Piso salarial dos professores, mais um capítulo no livro de omissão.

Pedro do Coutto

Excelente reportagem de Vera Magalhães, Folha de São Paulo de terça-feira 23, revela o encontro do ex-presidente Lula com o ministro Fernando Haddad e o advogado geral da União, Luís Adams, em São Paulo, para cobrar providências a respeito de irritante protelação por parte dos governadores e prefeitos em cumprir a lei, de 2008, que estabeleceu o piso salarial dos professores do nível básico.

Lula deveria ter desenvolvido sua iniciativa junto à presidente Dilma Roussef, já que a ela transmitiu o cargo em janeiro deste ano. Seria mais prático e mais ético. Mas quanto ao conteúdo não deixa de ter razão. Trata-se da Lei 11.738, de julho de 2008, que implantou o piso nacional de 950 reais reajustados de acordo com os índices anuais do IBGE a partir de janeiro de 2009. É o que textualmente determinam os artigos 2º e 5º.

Hoje, como acentuou o repórter, o mínimo profissional da categoria – bastante numerosa, são 600 mil só no Rio -, situa-se na escala mensal de 1.187 reais. Incrível como não se cumprem as leis neste país. Nem as leis, nem as decisões da Justiça inclusive as do Supremo. O caso do magistério é um exemplo concreto. O que aconteceu? Cinco estados da Federação, entre os quais o Rio Grande do Sul, Goiás e Alagoas, os dois outros não me recordo, ingressaram com uma ação de inconstitucionalidade junto ao STF.

Argumento, aliás falso, de que os adicionais por tempo de serviço e o direito à carga horária semanal não incida sobre o piso nacional.

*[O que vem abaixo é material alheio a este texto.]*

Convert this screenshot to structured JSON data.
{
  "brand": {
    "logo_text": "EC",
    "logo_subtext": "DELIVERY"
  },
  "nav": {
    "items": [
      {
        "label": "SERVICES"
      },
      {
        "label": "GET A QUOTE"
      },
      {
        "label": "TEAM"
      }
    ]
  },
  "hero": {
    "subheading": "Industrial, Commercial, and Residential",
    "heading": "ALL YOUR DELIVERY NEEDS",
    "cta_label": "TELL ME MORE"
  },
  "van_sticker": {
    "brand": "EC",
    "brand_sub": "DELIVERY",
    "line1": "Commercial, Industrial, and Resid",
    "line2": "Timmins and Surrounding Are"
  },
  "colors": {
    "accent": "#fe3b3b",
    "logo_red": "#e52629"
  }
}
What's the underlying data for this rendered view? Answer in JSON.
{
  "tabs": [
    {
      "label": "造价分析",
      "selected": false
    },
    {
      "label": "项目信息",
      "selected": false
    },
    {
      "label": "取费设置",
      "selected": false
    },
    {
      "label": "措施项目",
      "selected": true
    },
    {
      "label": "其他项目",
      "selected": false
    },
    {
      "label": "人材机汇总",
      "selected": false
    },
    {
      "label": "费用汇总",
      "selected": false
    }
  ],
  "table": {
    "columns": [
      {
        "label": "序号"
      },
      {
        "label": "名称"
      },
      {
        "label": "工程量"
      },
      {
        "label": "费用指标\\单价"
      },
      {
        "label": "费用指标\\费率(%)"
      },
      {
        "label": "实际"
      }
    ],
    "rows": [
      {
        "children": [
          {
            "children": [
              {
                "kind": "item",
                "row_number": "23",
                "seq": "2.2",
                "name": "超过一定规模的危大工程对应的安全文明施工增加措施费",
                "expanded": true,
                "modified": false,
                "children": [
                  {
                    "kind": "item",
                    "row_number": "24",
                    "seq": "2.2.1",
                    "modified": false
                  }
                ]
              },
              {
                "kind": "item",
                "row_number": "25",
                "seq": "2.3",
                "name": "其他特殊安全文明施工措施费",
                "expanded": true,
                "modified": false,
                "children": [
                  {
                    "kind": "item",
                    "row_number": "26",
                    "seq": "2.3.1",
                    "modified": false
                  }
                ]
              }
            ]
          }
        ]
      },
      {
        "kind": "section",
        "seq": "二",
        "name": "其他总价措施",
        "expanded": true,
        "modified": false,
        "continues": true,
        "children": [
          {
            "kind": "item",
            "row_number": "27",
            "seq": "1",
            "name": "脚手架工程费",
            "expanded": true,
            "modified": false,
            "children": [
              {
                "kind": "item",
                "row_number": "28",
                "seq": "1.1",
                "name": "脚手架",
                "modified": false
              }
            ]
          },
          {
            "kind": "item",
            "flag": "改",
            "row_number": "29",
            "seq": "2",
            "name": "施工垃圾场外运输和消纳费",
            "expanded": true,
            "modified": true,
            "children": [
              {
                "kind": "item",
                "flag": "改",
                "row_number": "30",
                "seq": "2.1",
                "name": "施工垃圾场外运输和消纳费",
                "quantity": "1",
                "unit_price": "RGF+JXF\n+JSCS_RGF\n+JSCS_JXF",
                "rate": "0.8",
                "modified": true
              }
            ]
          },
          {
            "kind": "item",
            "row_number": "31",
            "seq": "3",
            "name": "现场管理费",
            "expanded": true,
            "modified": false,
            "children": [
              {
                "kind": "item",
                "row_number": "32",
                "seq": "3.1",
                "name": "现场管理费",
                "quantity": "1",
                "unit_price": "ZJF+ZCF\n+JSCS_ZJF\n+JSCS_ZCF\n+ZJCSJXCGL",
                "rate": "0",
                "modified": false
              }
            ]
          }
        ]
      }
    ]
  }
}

Absurdo completo. Basta ler a emenda constitucional 47, de 2005, que modificou a emenda 41, de 2003. Essa emenda diz literalmente que não serão computados, para efeito dos limites de remuneração, as parcelas de caráter indenizatório previstas em lei.

Este dispositivo, inclusive, diga-se de passagem, dá procedência legal à decisão tomada pelo senador José Sarney de ampliar o piso de vencimentos dos servidores da Câmara Alta além dos 26,7 mil reais, o que recebem os ministros da Corte Suprema. Pois enquanto a emenda 41 limitava, de forma absoluta, a esse teto, a emenda 47 torna mais elástico o limite. Vai depender dos adicionais por tempo de serviço de cada um, inclusive dos juízes do Supremo. Mas esta é outra questão.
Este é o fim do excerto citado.